# Wall Street protest



## Csquared (Sep 5, 2006)

You guys see this? It's been obvious for awhile those there don't have a clue what they want...only what they want to complain about, but listen to how one of their own tries to explain the complexities of the protest...


----------



## Gooseguy10 (Oct 10, 2006)

I heard an interesting take on the Occupy protests last week while listening to the radio. Most people on here will really like it (not only for the protests but for their political philosophies).

Go to You Tube: "Type in Afterburner with Bill Whittle: 3.5 days" If someone could post the direct link that would be great.

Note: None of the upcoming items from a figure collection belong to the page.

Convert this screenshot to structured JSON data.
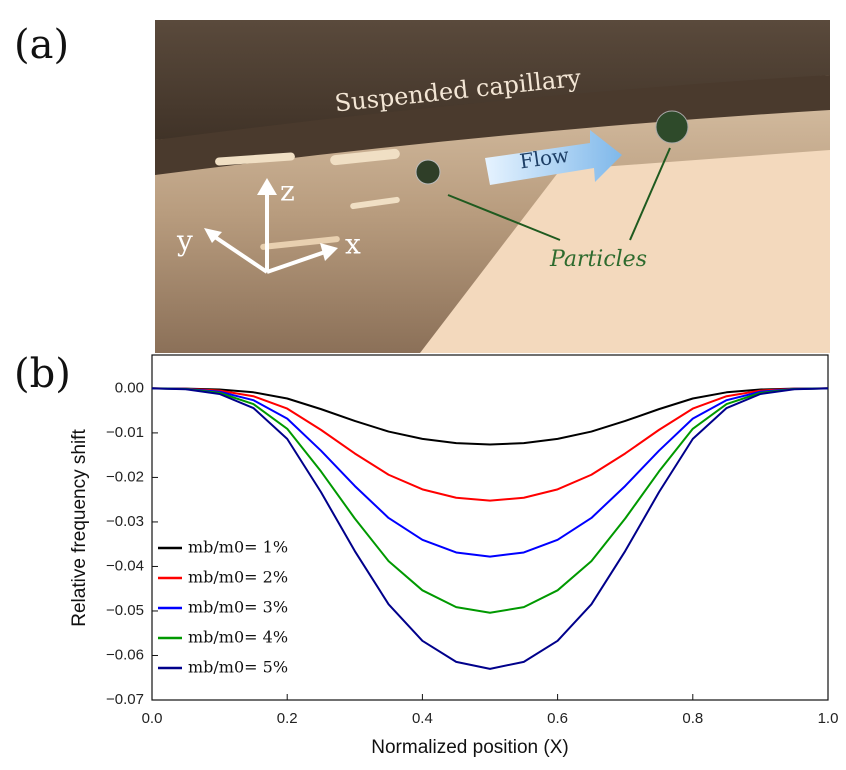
{
  "figure": {
    "panel_a_label": "(a)",
    "panel_b_label": "(b)",
    "illustration": {
      "capillary_label": "Suspended capillary",
      "flow_label": "Flow",
      "particles_label": "Particles",
      "axis_x": "x",
      "axis_y": "y",
      "axis_z": "z"
    }
  },
  "chart_data": {
    "type": "line",
    "x_label": "Normalized position (X)",
    "y_label": "Relative frequency shift",
    "x": [
      0,
      0.05,
      0.1,
      0.15,
      0.2,
      0.25,
      0.3,
      0.35,
      0.4,
      0.45,
      0.5,
      0.55,
      0.6,
      0.65,
      0.7,
      0.75,
      0.8,
      0.85,
      0.9,
      0.95,
      1
    ],
    "series": [
      {
        "name": "mb/m0= 1%",
        "color": "#000000",
        "values": [
          0,
          -4e-05,
          -0.00025,
          -0.00088,
          -0.00227,
          -0.00466,
          -0.00731,
          -0.0097,
          -0.01134,
          -0.01229,
          -0.0126,
          -0.01229,
          -0.01134,
          -0.0097,
          -0.00731,
          -0.00466,
          -0.00227,
          -0.00088,
          -0.00025,
          -4e-05,
          0
        ]
      },
      {
        "name": "mb/m0= 2%",
        "color": "#ff0000",
        "values": [
          0,
          -8e-05,
          -0.0005,
          -0.00176,
          -0.00454,
          -0.00932,
          -0.01462,
          -0.0194,
          -0.02268,
          -0.02457,
          -0.0252,
          -0.02457,
          -0.02268,
          -0.0194,
          -0.01462,
          -0.00932,
          -0.00454,
          -0.00176,
          -0.0005,
          -8e-05,
          0
        ]
      },
      {
        "name": "mb/m0= 3%",
        "color": "#0000ff",
        "values": [
          0,
          -0.00011,
          -0.00076,
          -0.00265,
          -0.0068,
          -0.01399,
          -0.02192,
          -0.02911,
          -0.03402,
          -0.03686,
          -0.0378,
          -0.03686,
          -0.03402,
          -0.02911,
          -0.02192,
          -0.01399,
          -0.0068,
          -0.00265,
          -0.00076,
          -0.00011,
          0
        ]
      },
      {
        "name": "mb/m0= 4%",
        "color": "#009900",
        "values": [
          0,
          -0.00015,
          -0.00101,
          -0.00353,
          -0.00907,
          -0.01865,
          -0.02923,
          -0.03881,
          -0.04536,
          -0.04914,
          -0.0504,
          -0.04914,
          -0.04536,
          -0.03881,
          -0.02923,
          -0.01865,
          -0.00907,
          -0.00353,
          -0.00101,
          -0.00015,
          0
        ]
      },
      {
        "name": "mb/m0= 5%",
        "color": "#00008b",
        "values": [
          0,
          -0.00019,
          -0.00126,
          -0.00441,
          -0.01134,
          -0.02331,
          -0.03654,
          -0.04851,
          -0.0567,
          -0.06143,
          -0.063,
          -0.06143,
          -0.0567,
          -0.04851,
          -0.03654,
          -0.02331,
          -0.01134,
          -0.00441,
          -0.00126,
          -0.00019,
          0
        ]
      }
    ],
    "xlim": [
      0,
      1
    ],
    "xticks": [
      {
        "value": 0,
        "label": "0.0"
      },
      0.2,
      0.4,
      0.6,
      0.8,
      {
        "value": 1,
        "label": "1.0"
      }
    ],
    "ylim": [
      -0.07,
      0.0075
    ],
    "yticks": [
      {
        "value": 0,
        "label": "0.00"
      },
      {
        "value": -0.01,
        "label": "−0.01"
      },
      {
        "value": -0.02,
        "label": "−0.02"
      },
      {
        "value": -0.03,
        "label": "−0.03"
      },
      {
        "value": -0.04,
        "label": "−0.04"
      },
      {
        "value": -0.05,
        "label": "−0.05"
      },
      {
        "value": -0.06,
        "label": "−0.06"
      },
      {
        "value": -0.07,
        "label": "−0.07"
      }
    ],
    "legend": "lower-left",
    "grid": false
  }
}
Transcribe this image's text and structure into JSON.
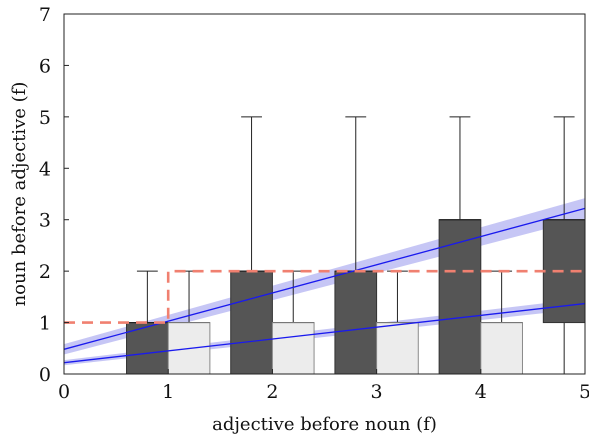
{
  "chart_data": {
    "type": "box",
    "xlabel": "adjective before noun (f)",
    "ylabel": "noun before adjective (f)",
    "xlim": [
      0,
      5
    ],
    "ylim": [
      0,
      7
    ],
    "xticks": [
      0,
      1,
      2,
      3,
      4,
      5
    ],
    "yticks": [
      0,
      1,
      2,
      3,
      4,
      5,
      6,
      7
    ],
    "grid": false,
    "colors": {
      "dark_box": "#555555",
      "light_box": "#ececec",
      "light_box_edge": "#8a8a8a",
      "regression_line": "#1a1aee",
      "confidence_band": "#a8a8f0",
      "step_line": "#f08070"
    },
    "series": [
      {
        "style": "dark",
        "boxes": [
          {
            "x": 0.8,
            "q1": 0,
            "median": 1,
            "q3": 1,
            "whisker_low": 0,
            "whisker_high": 2
          },
          {
            "x": 1.8,
            "q1": 0,
            "median": 2,
            "q3": 2,
            "whisker_low": 0,
            "whisker_high": 5
          },
          {
            "x": 2.8,
            "q1": 0,
            "median": 2,
            "q3": 2,
            "whisker_low": 0,
            "whisker_high": 5
          },
          {
            "x": 3.8,
            "q1": 0,
            "median": 3,
            "q3": 3,
            "whisker_low": 0,
            "whisker_high": 5
          },
          {
            "x": 4.8,
            "q1": 1,
            "median": 3,
            "q3": 3,
            "whisker_low": 0,
            "whisker_high": 5
          }
        ],
        "regression": {
          "x": [
            0,
            5
          ],
          "y": [
            0.48,
            3.22
          ],
          "band": 0.2
        }
      },
      {
        "style": "light",
        "boxes": [
          {
            "x": 1.2,
            "q1": 0,
            "median": 1,
            "q3": 1,
            "whisker_low": 0,
            "whisker_high": 2
          },
          {
            "x": 2.2,
            "q1": 0,
            "median": 1,
            "q3": 1,
            "whisker_low": 0,
            "whisker_high": 2
          },
          {
            "x": 3.2,
            "q1": 0,
            "median": 1,
            "q3": 1,
            "whisker_low": 0,
            "whisker_high": 2
          },
          {
            "x": 4.2,
            "q1": 0,
            "median": 1,
            "q3": 1,
            "whisker_low": 0,
            "whisker_high": 2
          }
        ],
        "regression": {
          "x": [
            0,
            5
          ],
          "y": [
            0.22,
            1.37
          ],
          "band": 0.1
        }
      }
    ],
    "step_line": {
      "x": [
        0,
        1,
        1,
        5
      ],
      "y": [
        1,
        1,
        2,
        2
      ]
    }
  }
}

It isn't that long (four minutes), I promise you all will like it.


----------



## ShineRunner (Sep 11, 2002)

:beer:


----------



## Csquared (Sep 5, 2006)

Absolutely LOVED it!

Thanks guys! :beer:

Need an emoticon of a hammer hitting a nail


----------



## Plainsman (Jul 30, 2003)

He perspective mirrored my own, but his words explained it in a manner that made me feel inadequate.  Excellent.


----------



## Csquared (Sep 5, 2006)

Did you guys notice youtube removed the video? Said it violated youtubes rules. Must be against their rules to expose idiots for acting like idiots


----------



## Plainsman (Jul 30, 2003)

Yes youtube is about as unbiased as Snoops and Factcheck.org. Two more big jokes. It's a sad situation.


----------



## Csquared (Sep 5, 2006)

...but I found another one that's almost as good....


----------



## Csquared (Sep 5, 2006)

I thought Don only promoted fights, but after watching that it's obvious he's been punched a few too many times


----------